Whether your garden is formal or wild, lavender is always a great fit. Positioned in the right spot and looked after properly, lavender plants will stay beautiful for decades!
The Latin name for lavender is Lavandula, derived from the Latin verb ‘lavare’ meaning to wash or bathe. The Romans used lavender in washing water because of its wonderful scent. There are more than 45 lavender species and over 450 varieties. The flowers of the classic lavender plant (Lavandula angustifolia) are blue, but there are also varieties with white, pink or purple flowers. In addition to classic lavender (Lavandula angustifolia), there is also topped lavender (Lavandula stoechas). Also known as French lavender, this lavender variety is easily recognised by the tuft on top of the flower spike. Both varieties have the added bonus of being evergreen.
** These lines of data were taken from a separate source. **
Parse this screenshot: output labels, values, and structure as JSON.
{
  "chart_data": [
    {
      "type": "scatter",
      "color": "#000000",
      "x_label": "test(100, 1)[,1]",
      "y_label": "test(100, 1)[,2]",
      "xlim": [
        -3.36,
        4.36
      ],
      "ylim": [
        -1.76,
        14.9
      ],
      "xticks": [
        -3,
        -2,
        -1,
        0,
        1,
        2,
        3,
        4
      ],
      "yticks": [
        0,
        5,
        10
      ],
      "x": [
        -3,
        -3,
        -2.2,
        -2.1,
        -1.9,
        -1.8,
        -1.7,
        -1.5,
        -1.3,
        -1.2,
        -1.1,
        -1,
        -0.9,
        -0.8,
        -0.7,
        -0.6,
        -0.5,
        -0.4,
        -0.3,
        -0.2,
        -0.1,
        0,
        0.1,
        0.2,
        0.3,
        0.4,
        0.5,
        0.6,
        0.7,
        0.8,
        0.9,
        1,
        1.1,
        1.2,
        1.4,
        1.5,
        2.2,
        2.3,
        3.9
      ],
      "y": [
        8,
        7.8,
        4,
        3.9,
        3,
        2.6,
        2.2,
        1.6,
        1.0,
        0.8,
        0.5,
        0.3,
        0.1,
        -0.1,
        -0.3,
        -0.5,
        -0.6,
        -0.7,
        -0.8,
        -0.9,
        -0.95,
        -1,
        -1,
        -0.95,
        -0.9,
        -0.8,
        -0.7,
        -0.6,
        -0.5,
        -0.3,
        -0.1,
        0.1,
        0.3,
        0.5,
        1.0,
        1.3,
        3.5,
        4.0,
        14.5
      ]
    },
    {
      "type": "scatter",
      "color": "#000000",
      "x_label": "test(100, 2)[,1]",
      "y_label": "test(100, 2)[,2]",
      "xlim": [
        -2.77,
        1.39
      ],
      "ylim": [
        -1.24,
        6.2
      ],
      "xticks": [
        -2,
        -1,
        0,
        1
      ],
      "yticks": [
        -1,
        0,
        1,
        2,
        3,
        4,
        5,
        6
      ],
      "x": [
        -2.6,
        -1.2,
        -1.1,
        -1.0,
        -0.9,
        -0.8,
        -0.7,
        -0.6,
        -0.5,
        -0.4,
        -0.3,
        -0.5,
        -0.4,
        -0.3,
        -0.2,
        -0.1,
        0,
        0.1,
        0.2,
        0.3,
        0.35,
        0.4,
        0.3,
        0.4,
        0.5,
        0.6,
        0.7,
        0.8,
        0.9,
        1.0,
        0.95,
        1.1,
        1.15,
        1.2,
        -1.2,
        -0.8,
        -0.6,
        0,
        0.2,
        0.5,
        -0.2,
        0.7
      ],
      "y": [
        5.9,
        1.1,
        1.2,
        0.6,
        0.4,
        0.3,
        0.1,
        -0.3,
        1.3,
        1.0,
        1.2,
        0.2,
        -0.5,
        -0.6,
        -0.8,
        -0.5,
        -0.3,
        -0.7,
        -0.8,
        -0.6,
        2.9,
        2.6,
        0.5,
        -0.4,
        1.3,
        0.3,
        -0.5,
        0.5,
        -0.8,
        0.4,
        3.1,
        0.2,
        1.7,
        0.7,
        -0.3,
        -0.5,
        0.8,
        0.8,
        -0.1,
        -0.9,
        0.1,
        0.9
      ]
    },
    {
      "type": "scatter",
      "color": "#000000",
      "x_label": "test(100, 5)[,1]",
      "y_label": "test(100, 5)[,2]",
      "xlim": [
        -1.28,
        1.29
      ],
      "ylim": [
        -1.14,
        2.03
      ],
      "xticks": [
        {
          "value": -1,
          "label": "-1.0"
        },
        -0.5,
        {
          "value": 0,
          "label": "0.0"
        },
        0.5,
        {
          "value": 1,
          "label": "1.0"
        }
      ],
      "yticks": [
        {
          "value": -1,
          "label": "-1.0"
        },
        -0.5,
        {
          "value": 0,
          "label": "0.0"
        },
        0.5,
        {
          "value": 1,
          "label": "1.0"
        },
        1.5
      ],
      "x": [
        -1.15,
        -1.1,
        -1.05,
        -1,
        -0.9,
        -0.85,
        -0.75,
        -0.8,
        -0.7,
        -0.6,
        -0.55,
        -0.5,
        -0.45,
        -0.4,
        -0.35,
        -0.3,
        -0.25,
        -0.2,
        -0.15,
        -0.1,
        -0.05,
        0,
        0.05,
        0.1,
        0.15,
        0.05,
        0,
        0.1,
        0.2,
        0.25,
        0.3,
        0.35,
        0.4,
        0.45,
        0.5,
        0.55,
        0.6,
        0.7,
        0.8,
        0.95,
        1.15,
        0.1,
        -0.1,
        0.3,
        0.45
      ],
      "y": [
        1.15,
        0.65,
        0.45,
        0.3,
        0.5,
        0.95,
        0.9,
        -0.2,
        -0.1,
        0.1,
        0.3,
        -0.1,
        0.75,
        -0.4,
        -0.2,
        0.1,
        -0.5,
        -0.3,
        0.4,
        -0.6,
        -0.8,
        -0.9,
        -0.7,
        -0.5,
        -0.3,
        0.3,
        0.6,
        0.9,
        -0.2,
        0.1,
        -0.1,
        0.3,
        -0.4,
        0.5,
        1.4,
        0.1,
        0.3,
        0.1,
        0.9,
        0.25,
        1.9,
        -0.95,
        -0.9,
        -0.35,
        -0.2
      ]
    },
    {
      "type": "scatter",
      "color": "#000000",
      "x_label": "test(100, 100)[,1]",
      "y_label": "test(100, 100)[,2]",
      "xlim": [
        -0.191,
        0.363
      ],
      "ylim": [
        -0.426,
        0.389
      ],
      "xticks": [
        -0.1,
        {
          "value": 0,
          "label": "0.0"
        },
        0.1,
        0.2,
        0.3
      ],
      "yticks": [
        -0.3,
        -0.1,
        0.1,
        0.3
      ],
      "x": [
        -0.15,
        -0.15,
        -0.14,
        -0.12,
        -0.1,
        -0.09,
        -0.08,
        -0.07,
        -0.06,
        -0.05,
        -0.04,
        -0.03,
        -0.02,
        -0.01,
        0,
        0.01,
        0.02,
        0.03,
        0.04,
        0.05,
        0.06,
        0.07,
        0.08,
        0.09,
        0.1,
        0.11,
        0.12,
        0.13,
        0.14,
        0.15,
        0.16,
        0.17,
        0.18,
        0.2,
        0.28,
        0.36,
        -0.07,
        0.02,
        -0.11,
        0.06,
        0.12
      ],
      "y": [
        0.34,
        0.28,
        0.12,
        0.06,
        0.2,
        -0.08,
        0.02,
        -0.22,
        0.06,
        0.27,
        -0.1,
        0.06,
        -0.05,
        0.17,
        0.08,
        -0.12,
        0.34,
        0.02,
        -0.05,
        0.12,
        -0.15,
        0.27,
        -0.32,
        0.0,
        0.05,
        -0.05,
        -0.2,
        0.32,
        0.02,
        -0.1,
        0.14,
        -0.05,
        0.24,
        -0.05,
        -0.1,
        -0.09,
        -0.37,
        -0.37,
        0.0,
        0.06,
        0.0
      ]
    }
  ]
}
Lavender is native to the Mediterranean region and can withstand heat and drought quite well. This summer bloomer brings that wonderful Mediterranean atmosphere to the garden. Thanks to its abundant supply of nectar, lavender is a perfect fit for a bee and butterfly garden. It also works really well as a mini hedge! With its edible flowers, you could even put it in your vegetable garden. Lavender also thrives in a pot; just don’t forget to water it.
Tips & tricks
Lavender adores sunshine; the more sun it gets, the more intense the flowering will be! Fertilising is not necessary, but you can sprinkle some lime if necessary. This plant does not like to get its feet too wet. To keep a lavender plant in shape, prune it annually after the harshest frost. The rule of thumb is to cut lavender back to 10-15 cm above the ground, but always leave some leaves above the bare wood. For an even more compact plant, you can also top young shoots after a few weeks. Later in the year, it is time for topiary pruning by cutting off the wilted flower sprigs. You can put dried lavender in scented bags to create a fun gift from your own garden!
The scent of lavender has a relaxing effect on people. Aphids and wasps, on the other hand, don’t like the scent.